MONDAY, Feb. 9, 2026 (HealthDay News) -- Most U.S. adults with uncontrolled blood pressure (BP) are not taking antihypertensive medication, according to a research letter published online Feb. 2 in the Journal of the American Medical Association.
Shakia T. Hardy, Ph.D., from University of North Carolina at Chapel Hill, and colleagues used data from 3,216 participants in the National Health and Nutrition Examination Survey (2021 to 2023) to characterize the U.S. adult population with BP above the 2025 American Heart Association/American College of Cardiology goal of systolic BP <130 mmHg and diastolic BP <80 mmHg.

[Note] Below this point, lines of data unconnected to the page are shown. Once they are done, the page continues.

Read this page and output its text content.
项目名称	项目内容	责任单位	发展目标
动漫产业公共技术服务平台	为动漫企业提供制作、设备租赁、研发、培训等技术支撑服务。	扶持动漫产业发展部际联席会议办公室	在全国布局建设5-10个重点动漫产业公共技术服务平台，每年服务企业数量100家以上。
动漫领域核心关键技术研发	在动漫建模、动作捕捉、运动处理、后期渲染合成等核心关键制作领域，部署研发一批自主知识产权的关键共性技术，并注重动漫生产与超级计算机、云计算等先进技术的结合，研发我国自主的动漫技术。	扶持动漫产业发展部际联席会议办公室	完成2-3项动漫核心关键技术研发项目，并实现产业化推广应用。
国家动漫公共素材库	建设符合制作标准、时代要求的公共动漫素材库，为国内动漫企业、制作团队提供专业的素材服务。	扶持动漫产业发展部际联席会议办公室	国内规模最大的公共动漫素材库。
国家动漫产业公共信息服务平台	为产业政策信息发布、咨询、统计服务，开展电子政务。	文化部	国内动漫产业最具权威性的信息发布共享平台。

The researchers found that in 2021-2023, an estimated 79.1 percent of U.S. adults with hypertension had uncontrolled BP. Of these, more than six in 10 (61.3 percent) were not taking antihypertensive medication. Those with uncontrolled BP not taking antihypertensive medication were younger (estimated mean age, 49.2 versus 62.4 years) and were less likely to have health insurance (estimated 88.8 versus 95.1 percent), a routine place for health care (estimated 83.0 versus 95.9 percent), and high cardiovascular disease risk (estimated 33.7 versus 71.9 percent) compared with those taking antihypertensive medication. Compared with adults with uncontrolled BP who were not taking antihypertensive medication, those who were taking medication were significantly more likely to have systolic BP or diastolic BP above goal by ≥10 mmHg (estimated 52.6 versus 34.6 percent), ≥20 mmHg (estimated 24.7 versus 12.8 percent), and ≥30 mmHg (estimated 10.8 versus 5.7 percent).
"These findings highlight a large gap in hypertension control that implementation of the 2025 AHA/ACC BP guideline recommendations for treating hypertension earlier and more intensively could address," the authors write.
Two authors disclosed ties to the biopharmaceutical industry.